District proposes new changes to Flex Time


Jake Rothstein

Students sign into Flex Time by scanning their ID cards in history teacher Elizabeth Bellas’ classroom on Wednesday, May 17.

Jake Rothstein, Managing Editor

In advance of the 2023-2024 school year, the San Mateo Union High School District (SMUHSD) is considering making changes to Flex Time — currently a shorter period on even block schedule days where students can freely go to any teacher to get help — to transition it to a place where students check-in with one teacher.

“Right now, the proposed change is to have it set up as more of a homeroom style so that at the beginning of Flex, students would report to [an assigned room], and teachers would take attendance there… It’s still under discussion,” said Assistant Superintendent of Curriculum and Instruction Julia Kempkey.  

Under the current proposed plan, students will be assigned a homeroom teacher, whose class they are already enrolled in, to check into at the beginning of every Flex Time before being able to go to other classes. According to Kempkey, the proposed changes are intended to address gaps in Flex attendance rates.

“Some students are just not going to… any Flex Time classrooms and administrators just are trying to support them in finding a space that they can go to right from the beginning and maybe making a connection with a teacher,” Kempkey said. 

It is important to note that because the changes are currently in the bargaining stage of contract negotiations between the district and the teacher’s union, it is uncertain to what extent the proposal will be implemented, if at all. Union representative and the Chair of the Teachers’ Association Bargaining Team, Giancarlo Corti, could not respond to a request for comment on the matter because he is currently involved in negotiations. 

“This is one of those things that’s under discussion,” Kempkey said. “There [are] definitely some benefits and challenges to either way that we implement it… It’s one of those situations where we’re trying to work towards a system that will support all students, which is always a challenge in schools.” 

Sophomore Will Kriner checks into Flex Time by typing in his student ID on Wednesday, May 17. (Jake Rothstein)

The district originally proposed a more drastic change to Flex Time, incorporating occasional lessons taught by the homeroom teacher. This has since been removed, according to Kempkey. But even though the district has narrowed the scope of its proposal, there are still concerns from teachers. 

“My concern is that there is a change [to flex] happening that doesn’t really take into account the people, i.e. the students and the teachers that are actually using Flex. The proposal was, as far as I know, done at the very senior level,” said science teacher Alexandra Kirkpatrick, who is Burlingame’s union representative.

Kirkpatrick emphasized how important Flex Time is for both students and teachers alike, as it saves time by giving students opportunities to clarify information and ask for help.

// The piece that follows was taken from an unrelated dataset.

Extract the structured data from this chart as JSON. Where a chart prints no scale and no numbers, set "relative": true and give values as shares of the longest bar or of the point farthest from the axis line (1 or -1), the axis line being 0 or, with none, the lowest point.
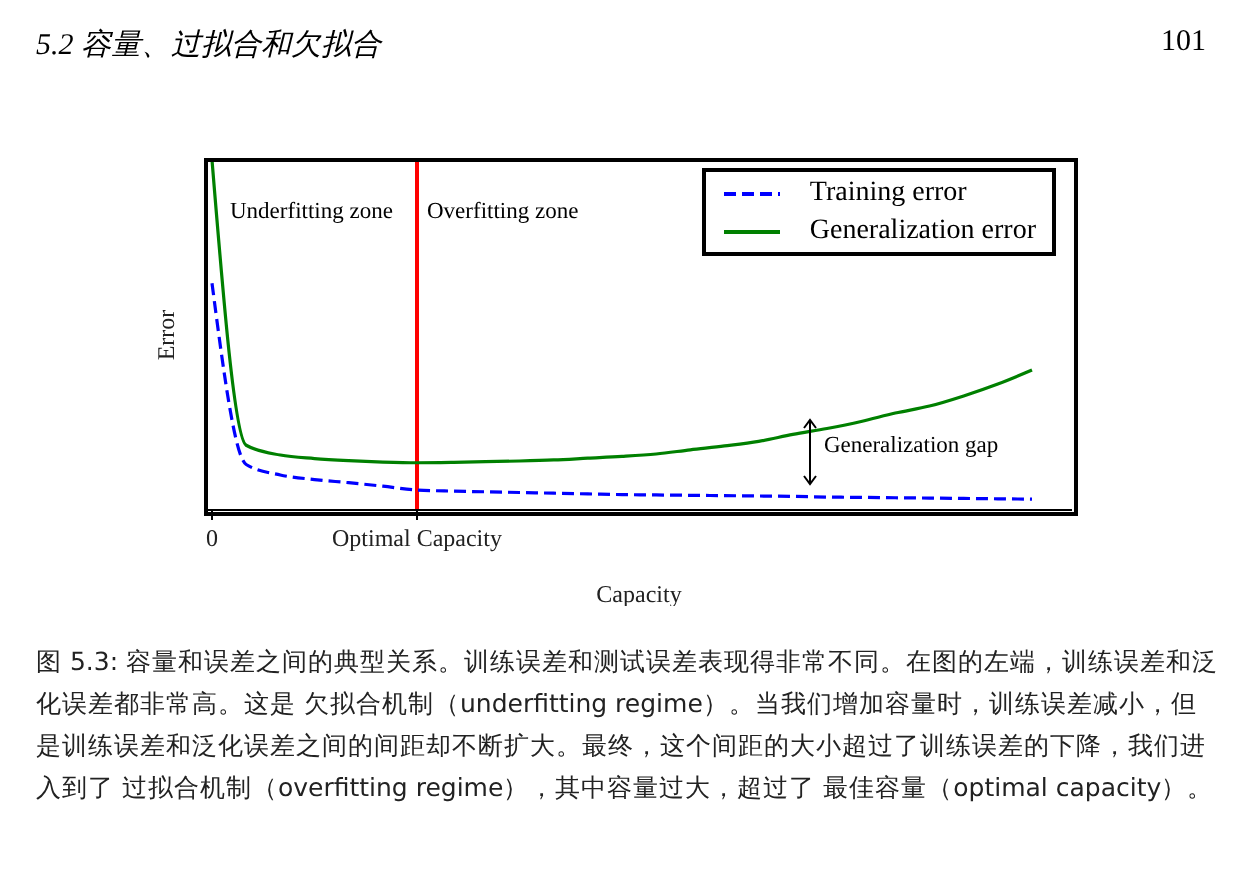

“For me, Flex Time is a time when I get to do a lot of things with students that end up saving time in the long run,” Kirkpatrick said. “I feel like it would replace something that was very useful with something that would just end up being a little bit of a time suck. And maybe it would be helpful for a few students, but overwhelmingly, there would just be a loss of time for most students and most teachers.”

Junior Pierce Schuman said he felt similarly to Kirkpatrick and hopes the district will maintain the Flex Time status quo.

“I really appreciate having that entire [Flex] Time to talk with the professors and catch up with my classes,” Schuman said. “I think Flex Time as it is right now, for me, is perfect.”